Ce qui aboutira à une renaissance économique qui atténuera la
pauvreté et le chômage et élèvera le niveau de vie.
L’économie palestinienne est une économie
de services. Quelles sont les options pour qu’elle devienne plus
diversifiée et productive ?
Le secteur des services est celui qui a pu survivre dans les
conditions actuelles. Il n’y a pas d’autres secteurs leaders,
car l’économie est endommagée. Avoir des secteurs développés
nécessite un environnement d’investissement convenable. Ce qui
n’existe pas en ce moment à cause des différentes mesures
qu’entreprend Israël et le manque de confiance dans l’avenir
du processus de paix. Mais peut-être aussi l’Autorité
palestinienne doit fournir plus d’efforts dans le domaine législatif.
Celui-ci doit être plus convenable et plus encourageant pour les
investisseurs.
En fait, les investisseurs palestiniens investissent dans de
difficiles conditions et sont exposés à de grands risques. Pour
attirer des investissements étrangers, il faut un minimum.
C’est-à-dire un flux rapide et libre de marchandises, de
services et d’argent. Un minimum de stabilité politique pour
assurer la sécurité des inv. L’économie palestinienne possède
des potentiels dans différents domaines, comme le tourisme et
l’agriculture.
Des experts palestiniens ont critiqué la façon
dont l’Autorité gère les aides qui lui sont accordées. Ils réclament
leur utilisation dans les investissements durables ...

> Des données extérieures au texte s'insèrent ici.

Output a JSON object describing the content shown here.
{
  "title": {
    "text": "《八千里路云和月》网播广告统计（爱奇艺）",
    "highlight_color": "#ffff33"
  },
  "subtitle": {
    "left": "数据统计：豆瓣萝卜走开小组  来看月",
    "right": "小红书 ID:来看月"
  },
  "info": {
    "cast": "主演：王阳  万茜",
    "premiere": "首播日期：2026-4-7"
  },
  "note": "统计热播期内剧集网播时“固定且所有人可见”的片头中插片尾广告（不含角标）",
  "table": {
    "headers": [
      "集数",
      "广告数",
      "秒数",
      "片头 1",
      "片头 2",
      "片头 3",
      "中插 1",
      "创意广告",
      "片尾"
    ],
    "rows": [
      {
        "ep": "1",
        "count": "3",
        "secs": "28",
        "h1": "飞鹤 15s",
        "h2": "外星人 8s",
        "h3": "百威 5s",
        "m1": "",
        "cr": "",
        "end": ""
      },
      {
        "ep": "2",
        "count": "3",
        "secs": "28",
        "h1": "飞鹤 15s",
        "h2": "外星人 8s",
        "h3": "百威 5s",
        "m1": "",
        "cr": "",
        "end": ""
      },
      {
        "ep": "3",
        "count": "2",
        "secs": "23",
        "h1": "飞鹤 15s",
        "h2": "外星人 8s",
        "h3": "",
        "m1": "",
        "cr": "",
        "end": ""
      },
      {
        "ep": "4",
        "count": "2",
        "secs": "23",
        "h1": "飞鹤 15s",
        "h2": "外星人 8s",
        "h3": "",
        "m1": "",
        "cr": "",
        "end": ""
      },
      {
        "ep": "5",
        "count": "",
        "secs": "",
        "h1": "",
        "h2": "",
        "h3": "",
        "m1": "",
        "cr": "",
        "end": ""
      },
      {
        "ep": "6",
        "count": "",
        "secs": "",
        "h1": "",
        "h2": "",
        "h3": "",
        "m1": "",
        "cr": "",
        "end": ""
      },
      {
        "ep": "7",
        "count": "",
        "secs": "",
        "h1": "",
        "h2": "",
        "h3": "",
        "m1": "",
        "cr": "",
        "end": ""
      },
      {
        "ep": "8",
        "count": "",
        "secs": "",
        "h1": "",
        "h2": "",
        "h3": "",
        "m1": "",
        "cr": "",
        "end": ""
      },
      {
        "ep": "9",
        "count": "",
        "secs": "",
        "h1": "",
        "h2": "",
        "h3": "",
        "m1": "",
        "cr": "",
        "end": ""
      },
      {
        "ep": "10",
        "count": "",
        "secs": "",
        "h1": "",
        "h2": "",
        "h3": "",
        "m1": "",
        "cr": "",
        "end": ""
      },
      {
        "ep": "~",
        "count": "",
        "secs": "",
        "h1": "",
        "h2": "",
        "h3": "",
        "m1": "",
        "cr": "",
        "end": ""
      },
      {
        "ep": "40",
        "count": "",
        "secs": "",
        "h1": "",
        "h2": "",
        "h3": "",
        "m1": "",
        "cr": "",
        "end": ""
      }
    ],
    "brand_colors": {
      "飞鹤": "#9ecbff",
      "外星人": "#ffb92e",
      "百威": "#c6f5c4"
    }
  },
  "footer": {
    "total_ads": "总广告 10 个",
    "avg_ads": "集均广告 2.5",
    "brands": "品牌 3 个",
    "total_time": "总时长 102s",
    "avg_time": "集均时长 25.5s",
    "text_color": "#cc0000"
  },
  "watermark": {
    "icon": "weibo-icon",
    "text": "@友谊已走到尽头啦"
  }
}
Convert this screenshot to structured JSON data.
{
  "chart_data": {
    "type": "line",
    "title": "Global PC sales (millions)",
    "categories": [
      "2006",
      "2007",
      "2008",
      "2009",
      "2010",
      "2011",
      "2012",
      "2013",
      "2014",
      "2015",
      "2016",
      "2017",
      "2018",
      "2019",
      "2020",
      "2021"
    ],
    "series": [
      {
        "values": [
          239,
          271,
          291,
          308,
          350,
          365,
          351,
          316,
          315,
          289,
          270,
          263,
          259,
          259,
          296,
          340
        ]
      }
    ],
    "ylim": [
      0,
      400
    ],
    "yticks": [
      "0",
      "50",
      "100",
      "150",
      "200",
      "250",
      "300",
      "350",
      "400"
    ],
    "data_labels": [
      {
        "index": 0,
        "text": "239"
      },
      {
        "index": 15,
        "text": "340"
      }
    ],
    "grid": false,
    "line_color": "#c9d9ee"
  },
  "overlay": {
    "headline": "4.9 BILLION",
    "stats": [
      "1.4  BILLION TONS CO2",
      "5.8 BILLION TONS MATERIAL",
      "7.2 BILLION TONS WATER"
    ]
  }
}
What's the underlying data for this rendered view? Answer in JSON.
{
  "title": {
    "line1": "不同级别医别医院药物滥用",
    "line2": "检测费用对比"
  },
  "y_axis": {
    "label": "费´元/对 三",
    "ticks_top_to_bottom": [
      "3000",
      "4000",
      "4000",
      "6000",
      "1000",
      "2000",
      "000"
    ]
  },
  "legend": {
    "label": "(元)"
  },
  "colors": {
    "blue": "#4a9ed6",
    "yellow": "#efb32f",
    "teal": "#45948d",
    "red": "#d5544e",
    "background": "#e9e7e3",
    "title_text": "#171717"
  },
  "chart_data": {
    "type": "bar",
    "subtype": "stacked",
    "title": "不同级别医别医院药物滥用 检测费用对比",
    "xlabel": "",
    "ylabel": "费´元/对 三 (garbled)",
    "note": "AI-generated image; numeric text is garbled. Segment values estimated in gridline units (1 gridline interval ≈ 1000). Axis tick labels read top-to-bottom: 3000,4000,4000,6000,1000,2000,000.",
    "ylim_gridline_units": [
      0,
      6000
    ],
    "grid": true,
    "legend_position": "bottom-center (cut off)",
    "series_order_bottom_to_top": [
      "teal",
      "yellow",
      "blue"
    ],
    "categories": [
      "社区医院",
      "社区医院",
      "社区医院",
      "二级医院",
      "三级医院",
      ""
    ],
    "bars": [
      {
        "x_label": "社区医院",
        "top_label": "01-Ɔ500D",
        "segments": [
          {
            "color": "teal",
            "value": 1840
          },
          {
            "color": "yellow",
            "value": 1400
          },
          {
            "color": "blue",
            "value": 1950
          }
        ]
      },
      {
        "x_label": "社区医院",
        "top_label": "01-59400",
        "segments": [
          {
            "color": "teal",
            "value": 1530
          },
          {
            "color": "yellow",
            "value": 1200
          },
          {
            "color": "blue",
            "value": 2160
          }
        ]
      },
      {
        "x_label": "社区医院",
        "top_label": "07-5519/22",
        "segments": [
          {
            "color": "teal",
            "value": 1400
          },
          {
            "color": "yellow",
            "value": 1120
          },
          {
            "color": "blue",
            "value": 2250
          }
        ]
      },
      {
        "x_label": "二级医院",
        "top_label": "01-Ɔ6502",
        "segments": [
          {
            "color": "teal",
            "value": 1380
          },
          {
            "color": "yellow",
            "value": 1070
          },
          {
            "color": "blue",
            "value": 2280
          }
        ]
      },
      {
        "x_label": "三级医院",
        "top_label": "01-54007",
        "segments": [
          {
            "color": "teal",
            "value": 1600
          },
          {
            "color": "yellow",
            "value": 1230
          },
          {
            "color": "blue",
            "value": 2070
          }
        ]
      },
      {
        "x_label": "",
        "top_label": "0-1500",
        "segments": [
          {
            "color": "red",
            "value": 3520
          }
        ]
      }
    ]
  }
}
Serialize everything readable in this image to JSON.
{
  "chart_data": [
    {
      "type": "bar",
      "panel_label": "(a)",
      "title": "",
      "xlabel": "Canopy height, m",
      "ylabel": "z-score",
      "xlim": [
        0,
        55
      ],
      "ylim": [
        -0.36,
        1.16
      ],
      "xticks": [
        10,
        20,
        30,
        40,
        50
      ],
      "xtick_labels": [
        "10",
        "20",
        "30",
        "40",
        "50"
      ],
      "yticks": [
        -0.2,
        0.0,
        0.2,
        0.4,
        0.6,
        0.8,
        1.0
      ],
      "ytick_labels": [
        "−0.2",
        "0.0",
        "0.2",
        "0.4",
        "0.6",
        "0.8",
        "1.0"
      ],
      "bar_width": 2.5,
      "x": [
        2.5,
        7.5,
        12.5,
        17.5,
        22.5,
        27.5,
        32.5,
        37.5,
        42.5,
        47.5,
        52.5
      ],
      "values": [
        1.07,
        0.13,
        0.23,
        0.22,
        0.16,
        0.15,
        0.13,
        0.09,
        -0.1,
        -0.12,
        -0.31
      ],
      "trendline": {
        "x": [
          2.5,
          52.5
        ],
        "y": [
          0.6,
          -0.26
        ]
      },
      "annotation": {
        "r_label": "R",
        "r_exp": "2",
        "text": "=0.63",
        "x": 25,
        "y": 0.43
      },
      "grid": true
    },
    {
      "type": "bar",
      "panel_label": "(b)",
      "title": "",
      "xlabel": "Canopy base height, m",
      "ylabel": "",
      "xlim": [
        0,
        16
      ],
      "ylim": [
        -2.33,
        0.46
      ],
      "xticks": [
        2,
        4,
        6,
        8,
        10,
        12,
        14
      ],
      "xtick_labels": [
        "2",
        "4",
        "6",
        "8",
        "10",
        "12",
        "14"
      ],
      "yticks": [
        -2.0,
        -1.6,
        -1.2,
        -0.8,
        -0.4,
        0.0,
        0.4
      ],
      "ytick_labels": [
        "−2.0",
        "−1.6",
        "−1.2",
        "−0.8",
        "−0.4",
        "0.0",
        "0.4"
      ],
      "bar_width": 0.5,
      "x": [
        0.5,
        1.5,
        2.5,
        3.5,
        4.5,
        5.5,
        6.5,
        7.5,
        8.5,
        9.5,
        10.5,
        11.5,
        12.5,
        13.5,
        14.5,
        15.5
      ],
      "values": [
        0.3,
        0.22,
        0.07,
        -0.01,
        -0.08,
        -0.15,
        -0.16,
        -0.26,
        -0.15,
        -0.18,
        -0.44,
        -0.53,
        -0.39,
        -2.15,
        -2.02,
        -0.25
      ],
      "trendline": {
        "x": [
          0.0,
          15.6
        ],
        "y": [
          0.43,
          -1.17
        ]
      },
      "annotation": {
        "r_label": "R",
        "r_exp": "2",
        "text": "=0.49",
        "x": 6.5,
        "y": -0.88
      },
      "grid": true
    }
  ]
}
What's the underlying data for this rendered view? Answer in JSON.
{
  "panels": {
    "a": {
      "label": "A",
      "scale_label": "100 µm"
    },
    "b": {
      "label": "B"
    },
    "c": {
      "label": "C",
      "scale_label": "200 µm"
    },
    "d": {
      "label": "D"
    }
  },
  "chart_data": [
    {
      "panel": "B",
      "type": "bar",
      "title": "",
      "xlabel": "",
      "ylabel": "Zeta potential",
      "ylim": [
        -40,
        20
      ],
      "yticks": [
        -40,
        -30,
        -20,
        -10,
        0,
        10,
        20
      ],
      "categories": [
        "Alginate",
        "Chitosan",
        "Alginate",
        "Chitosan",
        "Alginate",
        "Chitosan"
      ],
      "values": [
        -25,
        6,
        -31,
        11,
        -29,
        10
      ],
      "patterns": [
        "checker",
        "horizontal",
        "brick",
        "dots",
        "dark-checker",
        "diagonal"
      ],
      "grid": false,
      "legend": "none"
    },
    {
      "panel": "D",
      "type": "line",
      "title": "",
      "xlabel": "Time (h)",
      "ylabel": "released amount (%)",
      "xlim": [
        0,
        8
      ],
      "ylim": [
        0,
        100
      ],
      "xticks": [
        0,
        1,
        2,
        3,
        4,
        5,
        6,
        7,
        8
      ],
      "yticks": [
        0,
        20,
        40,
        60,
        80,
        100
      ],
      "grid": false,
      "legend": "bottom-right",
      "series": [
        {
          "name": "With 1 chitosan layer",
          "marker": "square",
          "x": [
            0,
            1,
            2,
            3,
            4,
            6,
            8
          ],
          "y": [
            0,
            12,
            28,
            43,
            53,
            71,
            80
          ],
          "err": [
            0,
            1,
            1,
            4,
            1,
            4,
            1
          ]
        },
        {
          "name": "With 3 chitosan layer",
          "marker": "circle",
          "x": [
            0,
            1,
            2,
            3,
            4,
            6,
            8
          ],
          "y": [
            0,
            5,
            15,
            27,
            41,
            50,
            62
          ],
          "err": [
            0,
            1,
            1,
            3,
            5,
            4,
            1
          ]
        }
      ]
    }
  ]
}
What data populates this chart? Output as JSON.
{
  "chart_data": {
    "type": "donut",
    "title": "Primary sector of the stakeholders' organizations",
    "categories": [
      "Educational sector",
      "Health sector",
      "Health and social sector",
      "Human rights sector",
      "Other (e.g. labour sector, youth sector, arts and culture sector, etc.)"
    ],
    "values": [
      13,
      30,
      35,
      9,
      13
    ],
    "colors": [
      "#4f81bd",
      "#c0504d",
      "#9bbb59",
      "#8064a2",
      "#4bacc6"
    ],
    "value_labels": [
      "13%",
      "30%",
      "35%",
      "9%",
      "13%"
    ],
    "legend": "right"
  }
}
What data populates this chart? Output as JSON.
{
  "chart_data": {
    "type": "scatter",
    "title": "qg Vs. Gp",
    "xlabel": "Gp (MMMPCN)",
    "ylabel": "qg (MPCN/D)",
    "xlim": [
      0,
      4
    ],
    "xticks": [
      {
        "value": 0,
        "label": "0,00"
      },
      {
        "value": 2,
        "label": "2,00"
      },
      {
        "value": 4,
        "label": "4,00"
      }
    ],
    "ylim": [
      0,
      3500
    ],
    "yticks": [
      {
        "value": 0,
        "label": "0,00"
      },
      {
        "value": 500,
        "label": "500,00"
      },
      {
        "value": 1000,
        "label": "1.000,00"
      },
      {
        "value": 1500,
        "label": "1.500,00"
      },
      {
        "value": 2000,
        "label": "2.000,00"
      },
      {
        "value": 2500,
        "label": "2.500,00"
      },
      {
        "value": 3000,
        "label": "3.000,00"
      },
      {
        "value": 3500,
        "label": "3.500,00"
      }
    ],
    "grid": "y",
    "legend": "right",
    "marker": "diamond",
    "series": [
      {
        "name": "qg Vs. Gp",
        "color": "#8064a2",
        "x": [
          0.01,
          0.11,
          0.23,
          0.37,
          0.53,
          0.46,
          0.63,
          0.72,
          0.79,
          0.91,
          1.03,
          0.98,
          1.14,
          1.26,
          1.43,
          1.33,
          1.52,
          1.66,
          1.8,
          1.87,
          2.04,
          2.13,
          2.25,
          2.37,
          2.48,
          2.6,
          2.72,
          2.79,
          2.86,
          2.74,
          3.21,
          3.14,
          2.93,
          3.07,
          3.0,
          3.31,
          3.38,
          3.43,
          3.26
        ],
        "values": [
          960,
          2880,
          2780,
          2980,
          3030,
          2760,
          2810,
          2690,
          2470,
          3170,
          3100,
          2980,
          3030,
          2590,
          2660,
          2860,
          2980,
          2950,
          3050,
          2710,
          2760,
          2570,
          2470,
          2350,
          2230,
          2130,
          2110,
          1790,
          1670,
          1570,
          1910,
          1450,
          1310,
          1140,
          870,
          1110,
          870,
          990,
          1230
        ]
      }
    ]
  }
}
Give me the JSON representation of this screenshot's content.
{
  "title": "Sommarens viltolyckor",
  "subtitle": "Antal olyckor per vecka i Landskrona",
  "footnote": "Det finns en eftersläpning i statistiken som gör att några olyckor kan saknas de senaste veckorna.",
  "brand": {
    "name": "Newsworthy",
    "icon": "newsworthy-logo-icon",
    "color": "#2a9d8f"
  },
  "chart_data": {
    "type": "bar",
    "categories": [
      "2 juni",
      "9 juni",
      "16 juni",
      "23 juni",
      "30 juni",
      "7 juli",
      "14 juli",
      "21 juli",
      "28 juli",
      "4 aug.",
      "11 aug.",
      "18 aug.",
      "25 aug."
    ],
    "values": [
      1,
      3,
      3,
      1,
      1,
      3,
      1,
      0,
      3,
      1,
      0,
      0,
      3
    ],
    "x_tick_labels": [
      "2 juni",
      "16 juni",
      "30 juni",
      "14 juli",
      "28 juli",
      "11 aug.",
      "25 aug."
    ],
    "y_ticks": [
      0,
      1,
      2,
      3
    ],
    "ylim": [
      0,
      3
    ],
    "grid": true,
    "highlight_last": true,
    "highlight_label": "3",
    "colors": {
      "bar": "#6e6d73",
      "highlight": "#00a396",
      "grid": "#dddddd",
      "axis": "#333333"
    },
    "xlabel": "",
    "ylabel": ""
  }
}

Les aides que nous recevons ne sont pas suffisantes. De plus, l’Autorité
n’arrive pas à fournir le minimum des besoins du peuple pour
survivre. Une partie de cet argent est utilisée pour mener à
bien des projets. Mais les besoins du peuple palestinien dans les
domaines de l’infrastructure sont énormes. Dans le secteur de
l’éducation, on a un manque d’au moins 800 écoles. Dans
plusieurs gouvernorats, l’infrastructure de base dans le domaine
des services sanitaires n’existe pas. On a besoin de fournir des
services à certaines catégories comme les personnes âgées, les
handicapés, les enfants et les femmes qui sont en difficulté,
etc. On ne peut parler de projets économiques pour faire avancer
la roue de l’économie si les investissements de l’Autorité
dans ces domaines ne sont pas suffisants. La priorité restera
donc la réalisation de projets d’infrastructure pour fournir un
minimum de services au peuple palestinien.
On accuse souvent l’Autorité de manque de
transparence, de corruption. La Banque mondiale et d’autres
donateurs réclament d’ailleurs certaines réformes politiques
...
Les réformes ne sont pas seulement une demande internationale,
mais aussi palestinienne. Le consensus dans la rue palestinienne
est que l’Autorité doit fournir plus de transparence et être
soumise aux questionnements du peuple. Il s’agit donc d’une
demande palestinienne avant tout. Et nous essayons
d’entreprendre des réformes. Mais on n’arrive pas à mettre
en application certaines réformes à cause d’Israël. Des
rapports internationaux décrivent l’Autorité comme un régime
très corrompu. Ce qui est faux. Certains des principes qui régissent
le travail de l’Autorité sont plus développés que dans
d’autres pays arabes. Cependant, nous sommes ouverts à toutes
les idées qui nous sont proposées dans le domaine des réformes.